= Sulu PNP Armoured Vehicle =

Philippine armoured vehicle

The Sulu PNP Armoured Vehicle was an armoured vehicle produced indigenously in the Philippines. There are a number of photos of it some being used by state military forces, and by irregular forces; however, its exact history, design, and development are not known.

The vehicle is unusual in that it was used by the Philippine National Police the civilian national police force of the Republic of the Philippines, but only used on one Island. The name comes from the name of the Island, Sulu. The vehicle has no known official designation, so is generally known simple as the Sulu PNP Armoured vehicle, because of its use by the PNP on that Island.

== History ==

The history of its development and design is not known. The vehicle is an indigenous design of the Philippines. Many vehicles are created locally when other options are not available, so it is possibly it was designed and manufactured locally to fill a need that was otherwise not being met. The vehicle dates back at least to the mid-1970s, and photos indicate at least one of them was still being used in 2010.

== Design ==
There has been some debate over the makeup of this vehicle. Its exact origins, history and design are not known, and remain a mystery to military vehicle enthusiasts and scale military vehicle modellers. While it appears similar to an M3 scout car it would seem it is not, because of its height, and overall look. There is certainly no confirmation from any known source that is the same vehicle, or a modification of it.
There have been some suggestions that it is built on the chassis and uses the engine of either a Japanese Commercial truck the Toyota FQ-15, or a Dodge M37 weapons carrier. The body of the vehicle is armour grade steel. The windshield is very similar to the White M3 scout car, so it is possible the M3 scout car windshield was used for it, or it is influenced by it.
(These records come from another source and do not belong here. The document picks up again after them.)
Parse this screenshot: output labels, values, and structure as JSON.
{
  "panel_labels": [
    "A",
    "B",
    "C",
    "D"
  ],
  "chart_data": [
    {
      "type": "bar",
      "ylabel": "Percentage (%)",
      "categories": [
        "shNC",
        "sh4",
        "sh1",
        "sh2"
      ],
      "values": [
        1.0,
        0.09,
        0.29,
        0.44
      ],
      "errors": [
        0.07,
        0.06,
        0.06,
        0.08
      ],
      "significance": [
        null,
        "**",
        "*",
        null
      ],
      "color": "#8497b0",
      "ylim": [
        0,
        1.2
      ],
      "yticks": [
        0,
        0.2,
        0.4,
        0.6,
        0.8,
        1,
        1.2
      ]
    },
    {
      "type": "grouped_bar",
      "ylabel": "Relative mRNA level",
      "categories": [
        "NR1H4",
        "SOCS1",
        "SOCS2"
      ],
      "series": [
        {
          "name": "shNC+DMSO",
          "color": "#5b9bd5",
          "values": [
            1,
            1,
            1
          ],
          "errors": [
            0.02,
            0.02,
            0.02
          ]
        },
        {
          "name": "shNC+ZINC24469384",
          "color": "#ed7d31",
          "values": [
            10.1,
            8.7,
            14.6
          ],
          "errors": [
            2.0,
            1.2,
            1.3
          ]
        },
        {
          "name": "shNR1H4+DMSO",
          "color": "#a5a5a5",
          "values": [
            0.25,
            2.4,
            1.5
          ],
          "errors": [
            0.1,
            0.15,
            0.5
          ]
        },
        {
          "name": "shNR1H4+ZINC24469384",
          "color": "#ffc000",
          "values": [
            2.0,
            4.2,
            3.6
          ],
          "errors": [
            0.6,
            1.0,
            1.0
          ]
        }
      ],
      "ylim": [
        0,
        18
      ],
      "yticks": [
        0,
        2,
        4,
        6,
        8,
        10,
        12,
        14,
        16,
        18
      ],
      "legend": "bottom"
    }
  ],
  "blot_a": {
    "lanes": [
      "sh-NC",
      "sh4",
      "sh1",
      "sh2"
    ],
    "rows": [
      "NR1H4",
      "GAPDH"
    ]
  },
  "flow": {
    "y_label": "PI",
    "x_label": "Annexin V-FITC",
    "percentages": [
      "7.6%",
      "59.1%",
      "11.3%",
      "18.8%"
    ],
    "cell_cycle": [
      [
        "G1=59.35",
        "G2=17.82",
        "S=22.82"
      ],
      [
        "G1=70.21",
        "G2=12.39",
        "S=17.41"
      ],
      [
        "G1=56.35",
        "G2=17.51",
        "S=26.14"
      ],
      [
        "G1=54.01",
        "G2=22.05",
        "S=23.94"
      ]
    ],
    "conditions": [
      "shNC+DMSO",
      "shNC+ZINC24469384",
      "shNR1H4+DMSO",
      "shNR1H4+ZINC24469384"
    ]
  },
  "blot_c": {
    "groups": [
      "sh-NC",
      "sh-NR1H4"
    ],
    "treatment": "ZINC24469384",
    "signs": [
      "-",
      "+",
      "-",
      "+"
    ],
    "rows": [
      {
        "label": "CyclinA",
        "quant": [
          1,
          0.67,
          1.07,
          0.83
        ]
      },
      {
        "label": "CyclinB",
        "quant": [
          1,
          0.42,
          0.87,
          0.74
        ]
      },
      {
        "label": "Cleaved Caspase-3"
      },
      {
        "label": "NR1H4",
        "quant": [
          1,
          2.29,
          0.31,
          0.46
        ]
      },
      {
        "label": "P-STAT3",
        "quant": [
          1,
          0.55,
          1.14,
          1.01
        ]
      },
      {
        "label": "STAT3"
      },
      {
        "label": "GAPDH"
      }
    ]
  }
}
The vehicles were possibly composed of a number of vehicles, with the standard armoured chassis.

== Operational Use ==

Little is known of its use, although it has been used by the Police for some decades, and was still in use in 2010.

== Weapons ==

The vehicle has a front-mounted machine gun, mounted within a gun shield that can be swiveled. A mounting slot on both sides exist for a .50 cal machine gun to be mounted. Some examples have a gun shield, with a machine gun mounted in the back as well; this meant that the vehicle could have machine guns mounted and facing all four sides.